NFL Snark Rankings: Week 10
It may not be the end of the world, but it was definitely a sign that the universe is ever changing.
The Jacksonville Jaguars earned a W that should equal: West towards Los Angeles, as they beat the Tennessee Titans 29-27 in Nashville.
Not only did this historic win for a team that's been ridiculed each and every week assure they wouldn’t go 0-16, Tampa Bay didn’t play along either, but it royally hosed my survivor pool. Thanks a lot, Titans!
The Titans were supposed to be honoring the late owner Bud Adams, who passed away on October 21, and they played like complete horse bleep! Mind you, still spiteful Houston Oilers fans might consider that a fitting tribute. Jake Locker appears to be lost for the season with a foot injury, so they’re now relying on Ryan Fitzpatrick. Good luck. Don’t expect a surge in jersey sales.
- Jacksonville Jaguars – Congratulations on their first win of the season, on the road, no less. I don’t know if the Jaguars won the game or the Titans just didn’t care and were thinking about their Thursday night matchup with the Colts. Well, the Colts got drilled by the Rams, so they're going to be pissed. Meanwhile, Jacksonville’s schedule suddenly looks light since Houston is in the tank, and you just don’t know what you’re going to get from Buffalo and Cleveland each week. The Titans-Jaguars rematch is in Week 16. I can’t wait. OK, I can wait.
- Tampa Bay Buccaneers – So we now know the 2008 Detroit Lions' imperfect record is safe for another season, as the Buccaneers earned their first win of 2013 on MNF over the Dolphins.
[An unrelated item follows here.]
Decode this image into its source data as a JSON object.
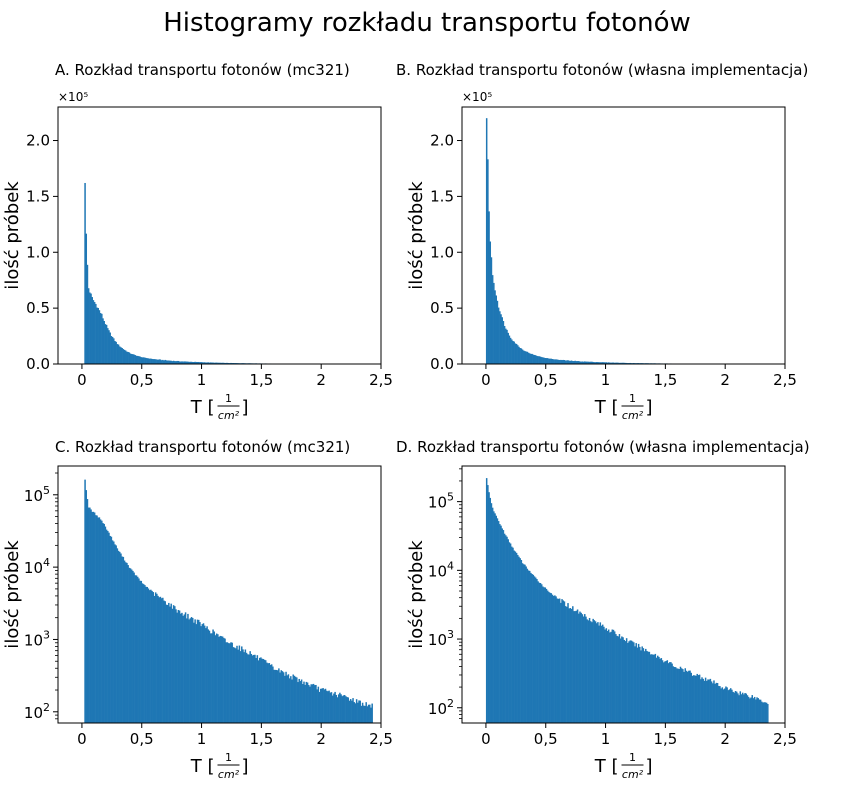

You could see this triumph coming from a mile away, right? The Dolphins dealing with its Richie Incognito-Jonathan Martin TMZ-style drama all week long surely didn’t prepare them for a football game. Tampa Bay still has a brutal schedule and is still on track for a Top 3 pick in the 2014 NFL draft. The way Mike Glennon is playing, perhaps they aren’t in the QB sweepstakes.
- Tennessee Titans – They lost to the Jaguars. The Jacksonville Jaguars. At home. They lost their starting QB. My survivor pool is toast. Did I mention that already? Mike Munchak’s quote was not comforting: "We had a lot of things happen today that should never happen to us in any game.” Like lose to the Jaguars. At home. Against Jacksonville. Enough said.
- Washington Redskins – There are about seven other teams that could vie for this spot, like the Raiders, who showed up in this exact slot last week and lost in New York against the Giants. But when you lose to another mainstay in the Snark Rankings, you reap what you sow. Here's another team where off-the-field issues are becoming more important than the action between the tackles. It’s just a matter of time before the pro football team located in the District of Columbia changes its Native American moniker, but honestly, calling them the Senators isn’t much of an improvement. Call them the Seagulls as far as I’m concerned. The Senators have been terrible for far too long!
- Houston Texans – I really wanted to give the five-hole to the Atlanta Falcons, but their defense got destroyed by one of the best teams in football. The Texans got beat by an up-and-coming Arizona Cardinals team that has an extremely underrated defense, especially with Honey Badger and Patrick Peterson in the secondary. One title for which the Texans can compete with the Falcons: most disappointing team in 2013. The Redskins and Vikings are up there, too, but the Texans are now 2-7 and have lost Arian Foster for the remainder of the season. On the bright side, they play Oakland and Jacksonville twice over the next four weeks. They must take advantage of the light schedule, as they also play New England, Denver, and Indianapolis. Yikes!
There are so many other teams that deserve mention in this column, yet with limited space, we can only critique the best of the best. The best at being inept, that is. Although it’s disappointing that the NFL will not produce two winless teams this season, there's still a possibility that we could see five 2-14 teams. That’s impressive, right?